It was only last Christmas when Tomasi and co. took us to a very enticing and heartfelt journey toward Damian's inevitable resurrection in Robin Rises arc, and it was personally a very cleansing venture for a fan like me. Grant Morrison may have created Damian Wayne but I would like to believe that it's Tomasi who redefined and strengthened his characterization for New 52 which was why his loss was so substantial before, and why his return felt like a victorious gain.
The last issue Robin Rises: Alpha hasn't been a fully satisfying installment from last December but this one, though strangely entitled Superpower-Fly Robin Fly, packed some great character moments that are comedic and touching, and they are mostly coming from Damian. Things are almost back to normal between father and son; Batman is accompanied by Boy Wonder in routine nocturnal patrols again, and their relationship has been better than before. There is trust and compassion even if Damian's newfound superpowers slightly threaten the balance that they have worked on and fruitfully achieved together. Bruce is understandably worried that his son may be losing some agency and control especially when he's not used to the superpowers he inherited from, let alone the extent or how to best utilize them in missions. Alfred, however, sagely advises him to give the boy some solitude to figure out things on his own. After all, both father and son have been through hell and back (if not literally) so Bruce should just allow Damian to come to terms with this change by himself first because he has become an adult now with an obligation to make his own choices.
Bruce owes it to him to recognize that. This issue heavily deals with second chances and the nature of personal responsibility and I admire the very grounded and muted tone and approach of Tomasi's writing for it. Tomasi could have easily written an action-packed issue that shows a superpowered Damian being a badass but he opted, once again, to explore how this affects Damian's psyche. The result of which is quite an admirable piece that once again resonates.

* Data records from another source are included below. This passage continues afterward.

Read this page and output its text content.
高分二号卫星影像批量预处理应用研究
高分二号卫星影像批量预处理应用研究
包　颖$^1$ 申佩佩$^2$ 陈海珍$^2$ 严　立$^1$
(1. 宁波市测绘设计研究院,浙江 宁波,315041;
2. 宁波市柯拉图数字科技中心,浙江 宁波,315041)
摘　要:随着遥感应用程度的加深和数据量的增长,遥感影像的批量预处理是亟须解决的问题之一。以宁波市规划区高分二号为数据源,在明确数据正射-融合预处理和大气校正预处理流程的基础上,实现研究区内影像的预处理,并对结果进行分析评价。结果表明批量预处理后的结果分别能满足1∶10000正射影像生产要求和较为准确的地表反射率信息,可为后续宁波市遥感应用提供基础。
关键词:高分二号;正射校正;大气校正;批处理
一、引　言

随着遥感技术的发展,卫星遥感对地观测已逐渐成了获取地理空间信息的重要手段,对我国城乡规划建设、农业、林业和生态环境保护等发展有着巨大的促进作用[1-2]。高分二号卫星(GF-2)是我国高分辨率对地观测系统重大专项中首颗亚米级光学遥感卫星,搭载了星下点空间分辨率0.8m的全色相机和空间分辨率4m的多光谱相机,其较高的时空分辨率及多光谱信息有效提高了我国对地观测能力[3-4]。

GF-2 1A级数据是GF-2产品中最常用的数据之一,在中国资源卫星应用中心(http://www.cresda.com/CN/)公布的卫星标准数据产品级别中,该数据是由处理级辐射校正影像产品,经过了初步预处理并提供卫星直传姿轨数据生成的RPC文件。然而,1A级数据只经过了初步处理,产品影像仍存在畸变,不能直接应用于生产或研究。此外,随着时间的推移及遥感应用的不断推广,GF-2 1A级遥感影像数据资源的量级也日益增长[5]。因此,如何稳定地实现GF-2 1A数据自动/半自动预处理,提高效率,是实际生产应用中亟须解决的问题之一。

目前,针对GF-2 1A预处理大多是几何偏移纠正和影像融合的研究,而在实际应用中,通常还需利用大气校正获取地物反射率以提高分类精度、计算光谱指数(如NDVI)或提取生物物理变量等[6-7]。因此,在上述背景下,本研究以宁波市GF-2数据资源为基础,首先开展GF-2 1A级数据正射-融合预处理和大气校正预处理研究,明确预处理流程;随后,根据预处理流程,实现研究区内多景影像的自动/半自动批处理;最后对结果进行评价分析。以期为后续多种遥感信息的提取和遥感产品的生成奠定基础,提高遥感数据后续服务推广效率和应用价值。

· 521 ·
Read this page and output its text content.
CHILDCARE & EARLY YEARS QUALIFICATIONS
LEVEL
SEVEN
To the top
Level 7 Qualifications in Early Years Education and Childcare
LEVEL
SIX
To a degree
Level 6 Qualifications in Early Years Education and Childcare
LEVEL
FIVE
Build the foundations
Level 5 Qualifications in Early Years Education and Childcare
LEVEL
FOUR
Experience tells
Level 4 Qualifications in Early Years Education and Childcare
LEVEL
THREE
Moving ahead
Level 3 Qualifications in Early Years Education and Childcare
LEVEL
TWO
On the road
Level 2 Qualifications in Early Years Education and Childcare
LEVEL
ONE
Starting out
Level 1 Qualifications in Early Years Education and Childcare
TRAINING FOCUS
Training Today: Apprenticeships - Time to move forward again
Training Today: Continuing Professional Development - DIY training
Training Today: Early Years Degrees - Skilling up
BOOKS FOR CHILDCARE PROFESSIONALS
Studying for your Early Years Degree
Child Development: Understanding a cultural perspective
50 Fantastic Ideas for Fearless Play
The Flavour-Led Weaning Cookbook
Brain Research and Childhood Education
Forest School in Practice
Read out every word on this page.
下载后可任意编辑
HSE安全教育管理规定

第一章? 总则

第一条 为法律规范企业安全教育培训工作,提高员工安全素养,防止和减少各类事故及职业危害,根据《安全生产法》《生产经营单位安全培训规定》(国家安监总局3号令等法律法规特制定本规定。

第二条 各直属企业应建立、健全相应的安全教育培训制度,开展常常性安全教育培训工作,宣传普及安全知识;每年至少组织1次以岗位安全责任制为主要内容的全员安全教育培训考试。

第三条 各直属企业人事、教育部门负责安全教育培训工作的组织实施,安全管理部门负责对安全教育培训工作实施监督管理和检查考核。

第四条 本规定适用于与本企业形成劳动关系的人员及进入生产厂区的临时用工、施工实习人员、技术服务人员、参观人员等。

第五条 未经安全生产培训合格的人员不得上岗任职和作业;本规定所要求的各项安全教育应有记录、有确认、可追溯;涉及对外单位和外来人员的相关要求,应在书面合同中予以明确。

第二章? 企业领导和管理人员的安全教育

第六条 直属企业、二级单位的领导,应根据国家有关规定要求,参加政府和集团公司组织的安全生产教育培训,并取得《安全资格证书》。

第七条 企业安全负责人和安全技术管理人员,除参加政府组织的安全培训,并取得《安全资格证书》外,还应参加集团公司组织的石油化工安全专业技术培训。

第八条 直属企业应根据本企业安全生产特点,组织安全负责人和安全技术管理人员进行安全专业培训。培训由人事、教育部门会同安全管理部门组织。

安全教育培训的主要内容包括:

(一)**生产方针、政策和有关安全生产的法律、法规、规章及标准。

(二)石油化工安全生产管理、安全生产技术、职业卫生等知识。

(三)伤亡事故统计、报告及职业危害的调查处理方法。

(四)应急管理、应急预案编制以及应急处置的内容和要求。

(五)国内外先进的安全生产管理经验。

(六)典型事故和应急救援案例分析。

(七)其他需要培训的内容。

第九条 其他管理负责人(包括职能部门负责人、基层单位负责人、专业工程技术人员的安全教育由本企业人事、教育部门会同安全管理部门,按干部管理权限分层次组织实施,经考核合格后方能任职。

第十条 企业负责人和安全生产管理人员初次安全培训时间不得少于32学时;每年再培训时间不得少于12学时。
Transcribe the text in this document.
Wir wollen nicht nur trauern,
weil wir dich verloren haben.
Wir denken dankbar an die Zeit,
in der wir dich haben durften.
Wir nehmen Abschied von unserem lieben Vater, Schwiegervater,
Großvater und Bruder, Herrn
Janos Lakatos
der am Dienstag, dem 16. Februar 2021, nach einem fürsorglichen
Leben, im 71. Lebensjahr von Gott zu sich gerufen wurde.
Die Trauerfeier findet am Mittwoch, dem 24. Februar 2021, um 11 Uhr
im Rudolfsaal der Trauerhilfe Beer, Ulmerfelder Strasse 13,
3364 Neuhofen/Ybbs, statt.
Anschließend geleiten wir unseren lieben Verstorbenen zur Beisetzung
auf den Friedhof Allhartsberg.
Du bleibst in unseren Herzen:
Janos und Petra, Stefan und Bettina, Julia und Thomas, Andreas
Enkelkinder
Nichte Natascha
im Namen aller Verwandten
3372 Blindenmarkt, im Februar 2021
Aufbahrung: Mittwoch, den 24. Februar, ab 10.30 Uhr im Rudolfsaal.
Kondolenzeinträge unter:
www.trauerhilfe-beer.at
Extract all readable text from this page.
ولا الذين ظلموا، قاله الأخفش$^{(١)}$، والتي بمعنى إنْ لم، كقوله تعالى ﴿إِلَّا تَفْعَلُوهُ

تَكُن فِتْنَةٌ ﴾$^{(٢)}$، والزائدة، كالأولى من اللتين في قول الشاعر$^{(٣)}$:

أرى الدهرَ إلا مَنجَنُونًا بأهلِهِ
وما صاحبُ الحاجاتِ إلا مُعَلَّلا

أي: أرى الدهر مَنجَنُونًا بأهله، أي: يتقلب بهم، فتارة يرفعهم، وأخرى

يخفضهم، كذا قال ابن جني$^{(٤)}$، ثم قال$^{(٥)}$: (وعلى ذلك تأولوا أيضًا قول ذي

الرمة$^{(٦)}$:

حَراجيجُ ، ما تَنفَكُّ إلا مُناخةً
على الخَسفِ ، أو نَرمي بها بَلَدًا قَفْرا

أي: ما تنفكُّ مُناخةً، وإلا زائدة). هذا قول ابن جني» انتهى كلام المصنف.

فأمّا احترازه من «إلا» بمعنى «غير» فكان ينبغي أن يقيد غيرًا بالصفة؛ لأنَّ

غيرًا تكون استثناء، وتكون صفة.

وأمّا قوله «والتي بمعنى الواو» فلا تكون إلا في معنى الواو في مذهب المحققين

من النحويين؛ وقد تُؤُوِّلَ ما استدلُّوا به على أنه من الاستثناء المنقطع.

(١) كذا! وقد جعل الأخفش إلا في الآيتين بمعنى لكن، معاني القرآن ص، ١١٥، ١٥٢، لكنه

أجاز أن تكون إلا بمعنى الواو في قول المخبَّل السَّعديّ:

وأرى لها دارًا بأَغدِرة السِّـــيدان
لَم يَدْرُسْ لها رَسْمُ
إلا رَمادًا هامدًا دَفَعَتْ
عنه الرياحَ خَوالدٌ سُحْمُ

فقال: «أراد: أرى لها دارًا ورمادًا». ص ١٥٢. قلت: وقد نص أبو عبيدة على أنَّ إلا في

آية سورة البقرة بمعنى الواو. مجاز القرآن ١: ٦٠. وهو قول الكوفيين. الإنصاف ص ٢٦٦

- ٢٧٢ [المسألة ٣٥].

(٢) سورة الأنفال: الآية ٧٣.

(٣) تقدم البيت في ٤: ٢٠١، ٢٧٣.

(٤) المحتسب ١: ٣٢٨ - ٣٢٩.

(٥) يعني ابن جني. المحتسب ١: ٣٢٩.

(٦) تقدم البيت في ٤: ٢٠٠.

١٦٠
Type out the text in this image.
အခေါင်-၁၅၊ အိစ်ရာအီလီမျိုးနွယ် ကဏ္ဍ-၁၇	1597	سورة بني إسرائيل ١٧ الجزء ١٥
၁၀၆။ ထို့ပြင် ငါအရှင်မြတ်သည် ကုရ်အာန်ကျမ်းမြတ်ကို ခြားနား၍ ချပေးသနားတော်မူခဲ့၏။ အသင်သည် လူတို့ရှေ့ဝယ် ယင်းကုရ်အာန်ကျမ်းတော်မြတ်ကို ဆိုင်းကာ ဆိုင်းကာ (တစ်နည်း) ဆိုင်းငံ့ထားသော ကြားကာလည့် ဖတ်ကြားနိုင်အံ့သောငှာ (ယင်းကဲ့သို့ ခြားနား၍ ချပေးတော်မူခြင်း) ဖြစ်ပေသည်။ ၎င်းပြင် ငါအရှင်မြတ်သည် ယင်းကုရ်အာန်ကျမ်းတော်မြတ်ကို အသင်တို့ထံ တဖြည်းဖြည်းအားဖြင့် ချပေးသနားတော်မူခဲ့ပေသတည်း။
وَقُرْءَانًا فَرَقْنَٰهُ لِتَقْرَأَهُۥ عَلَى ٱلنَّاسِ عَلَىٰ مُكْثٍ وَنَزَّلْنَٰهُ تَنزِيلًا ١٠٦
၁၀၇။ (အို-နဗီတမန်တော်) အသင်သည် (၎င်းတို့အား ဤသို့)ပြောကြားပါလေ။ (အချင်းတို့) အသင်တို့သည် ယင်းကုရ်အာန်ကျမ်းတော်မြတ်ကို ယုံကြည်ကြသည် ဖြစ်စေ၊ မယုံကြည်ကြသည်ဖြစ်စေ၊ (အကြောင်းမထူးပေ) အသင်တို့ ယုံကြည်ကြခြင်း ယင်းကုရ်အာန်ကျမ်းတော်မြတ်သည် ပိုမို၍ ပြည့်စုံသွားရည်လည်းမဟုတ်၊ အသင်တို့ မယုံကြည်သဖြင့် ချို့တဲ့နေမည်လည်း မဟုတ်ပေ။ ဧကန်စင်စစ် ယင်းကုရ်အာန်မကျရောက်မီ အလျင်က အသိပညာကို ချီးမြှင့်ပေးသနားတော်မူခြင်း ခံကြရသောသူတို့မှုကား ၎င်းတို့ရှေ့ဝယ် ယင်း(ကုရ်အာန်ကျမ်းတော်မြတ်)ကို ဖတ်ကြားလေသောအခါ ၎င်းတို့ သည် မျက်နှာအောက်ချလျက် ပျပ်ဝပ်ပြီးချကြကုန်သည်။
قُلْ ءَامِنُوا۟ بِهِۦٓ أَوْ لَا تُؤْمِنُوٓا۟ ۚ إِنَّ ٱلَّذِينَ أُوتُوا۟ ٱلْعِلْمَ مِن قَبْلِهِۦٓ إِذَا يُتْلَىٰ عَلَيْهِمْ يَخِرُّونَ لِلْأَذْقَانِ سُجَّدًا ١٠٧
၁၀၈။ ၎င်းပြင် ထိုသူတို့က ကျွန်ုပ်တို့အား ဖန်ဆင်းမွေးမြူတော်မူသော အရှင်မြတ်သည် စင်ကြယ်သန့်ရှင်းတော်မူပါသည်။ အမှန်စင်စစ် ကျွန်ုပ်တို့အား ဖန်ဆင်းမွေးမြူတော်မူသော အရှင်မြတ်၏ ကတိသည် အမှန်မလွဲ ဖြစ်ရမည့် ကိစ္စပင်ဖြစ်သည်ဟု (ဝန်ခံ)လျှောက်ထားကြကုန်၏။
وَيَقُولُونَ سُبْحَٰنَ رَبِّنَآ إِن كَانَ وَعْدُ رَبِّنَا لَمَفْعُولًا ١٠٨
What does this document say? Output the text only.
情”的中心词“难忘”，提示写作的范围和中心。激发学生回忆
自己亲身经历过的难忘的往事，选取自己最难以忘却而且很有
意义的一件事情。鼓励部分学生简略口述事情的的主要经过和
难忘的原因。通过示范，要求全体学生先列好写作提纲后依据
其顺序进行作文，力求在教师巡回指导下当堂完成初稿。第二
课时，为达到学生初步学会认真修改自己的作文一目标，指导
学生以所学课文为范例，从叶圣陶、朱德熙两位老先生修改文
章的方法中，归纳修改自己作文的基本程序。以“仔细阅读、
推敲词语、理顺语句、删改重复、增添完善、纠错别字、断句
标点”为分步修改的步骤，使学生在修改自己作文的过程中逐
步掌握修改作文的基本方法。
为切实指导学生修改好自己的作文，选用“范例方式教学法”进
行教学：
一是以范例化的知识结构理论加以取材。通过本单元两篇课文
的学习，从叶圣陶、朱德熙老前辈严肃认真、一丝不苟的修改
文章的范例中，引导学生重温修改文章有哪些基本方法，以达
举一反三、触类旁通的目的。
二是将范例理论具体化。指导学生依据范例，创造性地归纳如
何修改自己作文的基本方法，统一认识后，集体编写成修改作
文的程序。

There are a handful notable scenes here. First, we have his nightmare sequence of his late mother and grandfather Talia and Ra's haunting and taunting him. Artist Patrick Gleason (with colorists Gray and Kalisz) truly brought these panels to life and infused them with horror and visual retrospection. I bet it's refreshing for them to work on a more varied color palette than the previous ones with the hellish landscapes of Apokolips (which were unmistakably superbly illustrated as well). Afterwards, he visited the graveyard where his grandparents and mother's coffins lay, contemplating about the fact that he was once buried there with them--and what it now has to mean that he's still alive and therefore has many other things to accomplish in this world. He flies to the sky, looking at Gotham City in the perspective of a Superman or any semi-godlike being and realizes that he should not be above it all. So he visits his mother's old compound where she kept and experimented his clones, destroying some of its content before he swims to Atlantis and talks to Aquaman who agrees to free said detained clones from confinement (as referenced from the issue where he and Batman teamed up against Ra's, which was probably one of my favorite instalments). After he reached the shore with his clones, Damian allows them to live in peace, claiming that they were still a part of him and deserve more than the cruel lives his mother have put them through. This just goes to show the full measurement of his maturity and compassion. Reading that scene honestly warmed my chest area. This isn't the same stubborn, impulsive and reckless Damian from ages ago. This is a young man coming to terms that he has the power to improve lives as oppose to destroying them. It takes more strength to do the former.
In that sense, this issue showcases us a Damian Wayne who learns to forgive the atrocities he came from and accept that although he is very much capable of committing the same kind, he would rather embrace a nobler role fighting the good fight beside his father and partner. He may still be a child age-wise, but he very much a grown-up whose actions and decisions must always be for the betterment of self and others. His scene here were meaningful and beautiful to see unfold. I expect as much from Tomasi whose Batman and Robin has always been very character-driven in a sense that it prioritizes growth and internal struggle of its lead heroes, particularly that of the titular Robin. I CAN'T WAIT FOR WHAT ELSE IS IN STORE FOR THIS TITLE!